XXIII. E o que acabou de se dizer é aplicável, mutatis mutandis, à inexistência de um plano específico para a situação de “homem ao mar”, à falta de definição das funções do piloto-coordenador em caso de emergência, à inexistência de instruções escritas a bordo da lancha, e de procedimentos, escritos, para as situações de emergência de “Homem ao Mar”, os quais também não são subsumíveis à violação de qualquer norma jurídica, tenha esta uma natureza concreta e específica (como, obrigatoriamente tem de ter) ou tenha a mesma uma natureza genérica e programática.
XXIV. Para mais, também aqui não se vislumbra que tais obrigações possam considerar-se fruto das regras gerais vigentes em matéria de segurança no trabalho, mesmo que se admitisse, o que não se concede e por mero dever de patrocínio se equaciona, que é possível afirmar que, para este efeito, é possível recorrer a essas regras, já que não se vê nem a sentença recorrida o explica, como é que a existência deste conjunto de documentos escritos podia, de algum modo, contribuir para prevenir riscos e evitar acidentes.
XXV. Por outro lado, ainda que se admitisse que as regras gerais e programáticas vigentes neste domínio poderia ser suficientes para afirmar que tais concretas obrigações impendiam sobre a Recorrente (o que não se admite e por mero dever de patrocínio se equaciona), para que se pudesse dizer que a inexistência de tal documentação e definição configura uma violação dessas normas, seria imprescindível que resultasse demonstrado que a existência dessa documentação era apta, adequada e, mais que isso, necessária a evitar e prevenir acidentes, o que, in casu, não se verifica.
XXVI. E a idêntica conclusão tem de se chegar no que concerne à alegada, inexistência de equipamentos adequados à realização da operação de desembarque do piloto, em particular aos meios de segurança e resgate existentes na lancha, que o Tribunal a quo considerou insuficientes e inadequados à operação de salvamento de um náugrafo inconsciente.
XXVII. Sucede que, para que se possa concluir que os meios e equipamentos de resgate fornecidos pela Recorrente são insuficientes ou inadequados à sua finalidade e, acima de tudo, que esta insuficiência ou inadaqueação consubstancia uma violação da obrigação de fornecer meios e equipamentos de trabalho adequados, é imprescindível que se demonstre que existem outros meios e equipamentos mais adequados e aptos a essa finalidade.

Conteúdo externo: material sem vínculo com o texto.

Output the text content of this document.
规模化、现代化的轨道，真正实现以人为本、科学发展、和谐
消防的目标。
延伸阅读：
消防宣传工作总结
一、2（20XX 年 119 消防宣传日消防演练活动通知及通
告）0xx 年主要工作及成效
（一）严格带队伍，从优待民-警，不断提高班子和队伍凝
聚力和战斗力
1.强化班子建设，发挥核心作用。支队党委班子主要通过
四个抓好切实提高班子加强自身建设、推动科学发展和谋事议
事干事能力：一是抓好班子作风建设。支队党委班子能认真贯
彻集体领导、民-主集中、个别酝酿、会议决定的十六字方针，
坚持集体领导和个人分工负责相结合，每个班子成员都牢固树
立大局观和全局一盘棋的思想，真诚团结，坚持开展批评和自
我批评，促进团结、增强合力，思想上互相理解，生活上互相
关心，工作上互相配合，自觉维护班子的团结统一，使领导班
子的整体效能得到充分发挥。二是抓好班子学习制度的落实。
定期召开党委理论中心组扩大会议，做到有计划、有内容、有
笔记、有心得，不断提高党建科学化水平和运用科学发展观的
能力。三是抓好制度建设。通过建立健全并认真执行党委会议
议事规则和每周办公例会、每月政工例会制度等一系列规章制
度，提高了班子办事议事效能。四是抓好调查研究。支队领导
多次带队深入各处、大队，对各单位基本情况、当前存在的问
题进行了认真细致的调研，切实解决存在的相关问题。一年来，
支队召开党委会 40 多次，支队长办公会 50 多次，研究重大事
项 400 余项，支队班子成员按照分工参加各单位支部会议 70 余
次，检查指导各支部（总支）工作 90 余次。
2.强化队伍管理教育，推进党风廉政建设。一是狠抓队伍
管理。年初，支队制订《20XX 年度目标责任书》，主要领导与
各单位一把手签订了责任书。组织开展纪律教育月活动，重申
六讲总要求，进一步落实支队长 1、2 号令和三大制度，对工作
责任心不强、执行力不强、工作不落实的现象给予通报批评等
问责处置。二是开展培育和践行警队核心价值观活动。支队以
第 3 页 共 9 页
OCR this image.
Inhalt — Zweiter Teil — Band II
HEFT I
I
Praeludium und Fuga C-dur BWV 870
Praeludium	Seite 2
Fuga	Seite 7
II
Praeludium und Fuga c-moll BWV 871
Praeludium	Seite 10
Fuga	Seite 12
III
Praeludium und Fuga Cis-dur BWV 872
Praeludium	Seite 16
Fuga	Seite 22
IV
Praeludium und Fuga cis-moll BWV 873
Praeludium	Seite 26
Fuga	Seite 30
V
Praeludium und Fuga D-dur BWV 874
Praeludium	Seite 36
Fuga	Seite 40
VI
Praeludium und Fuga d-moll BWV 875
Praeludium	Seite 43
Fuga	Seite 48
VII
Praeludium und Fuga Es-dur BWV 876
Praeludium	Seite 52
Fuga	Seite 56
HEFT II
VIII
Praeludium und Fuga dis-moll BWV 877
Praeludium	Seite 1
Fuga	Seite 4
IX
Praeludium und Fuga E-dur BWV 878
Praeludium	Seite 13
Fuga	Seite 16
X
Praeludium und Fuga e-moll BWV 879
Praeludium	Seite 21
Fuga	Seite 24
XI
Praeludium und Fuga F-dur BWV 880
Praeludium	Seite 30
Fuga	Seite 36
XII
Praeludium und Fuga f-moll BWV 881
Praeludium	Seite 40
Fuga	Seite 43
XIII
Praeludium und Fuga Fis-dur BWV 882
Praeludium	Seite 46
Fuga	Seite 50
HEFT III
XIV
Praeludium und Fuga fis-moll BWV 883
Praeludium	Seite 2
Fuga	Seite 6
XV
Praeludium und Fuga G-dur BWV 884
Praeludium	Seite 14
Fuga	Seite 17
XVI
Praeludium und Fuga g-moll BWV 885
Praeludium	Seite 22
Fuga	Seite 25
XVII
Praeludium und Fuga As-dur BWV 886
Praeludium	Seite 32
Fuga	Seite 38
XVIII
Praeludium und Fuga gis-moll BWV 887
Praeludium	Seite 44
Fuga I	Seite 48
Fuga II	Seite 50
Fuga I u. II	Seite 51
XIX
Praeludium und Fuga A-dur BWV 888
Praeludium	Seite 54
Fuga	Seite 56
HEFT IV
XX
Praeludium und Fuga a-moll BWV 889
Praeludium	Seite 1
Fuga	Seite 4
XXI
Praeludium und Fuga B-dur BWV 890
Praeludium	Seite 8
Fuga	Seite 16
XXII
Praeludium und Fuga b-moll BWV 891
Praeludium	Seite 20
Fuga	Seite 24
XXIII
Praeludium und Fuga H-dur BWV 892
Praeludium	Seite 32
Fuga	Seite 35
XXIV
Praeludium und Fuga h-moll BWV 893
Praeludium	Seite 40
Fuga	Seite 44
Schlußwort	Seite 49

XXVIII. In casu, os autos apenas contêm elementos relativos aos meios e equipamentos de resgate que existiam a bordo da lancha, mas nada dizem quanto à eventual existência de outros meios e equipamentos mais adequados e aptos a garantir o resgate de um náufrago inconsciente, excepto no que respeito ao facto provado n.º 155, que alude a um novo equipamento de resgate, mas em relação ao qual nada se sabe, em particular no que respeita à sua finalidade, forma de utilização, adequação e aptidão para assegurar a possibilidade de resgate de um náufrago inconsciente, pelo que o simples facto de se ter provado que tal equipamento foi adquirido nada contribui para a decisão a tomar nos autos.
XXIX. Ademais, modificada a matéria de facto nos termos requeridos, verifica-se que, se é certo que o turco não tinha altura suficiente para içar o sinistrado, tal se ficou a dever à circunstância de o mesmo ter sido cortado antes da sua utilização (factos provados n.º 93 e 153, com as alterações requeridas em sede de impugnação da matéria de facto) e, por conseguinte, que essa circunstância não é fruto nem consequência de não terem sido fornecidos meios e equipamentos adequados e aptos mas, sim, de os meios e equipamentos terem sido adulterados.
XXX. Conclui-se, assim, que, contrariamente ao que decidiu a sentença recorrida, não se pode dizer que a Recorrente não forneceu meios e equipamentos adequados a garantir a segurança dos seus trabalhadores e, consequentemente, que não se pode afirmar que a Recorrente violou o disposto no artigo 3.º do Decreto-Lei n.º 50/2005, de 25 de Fevereiro.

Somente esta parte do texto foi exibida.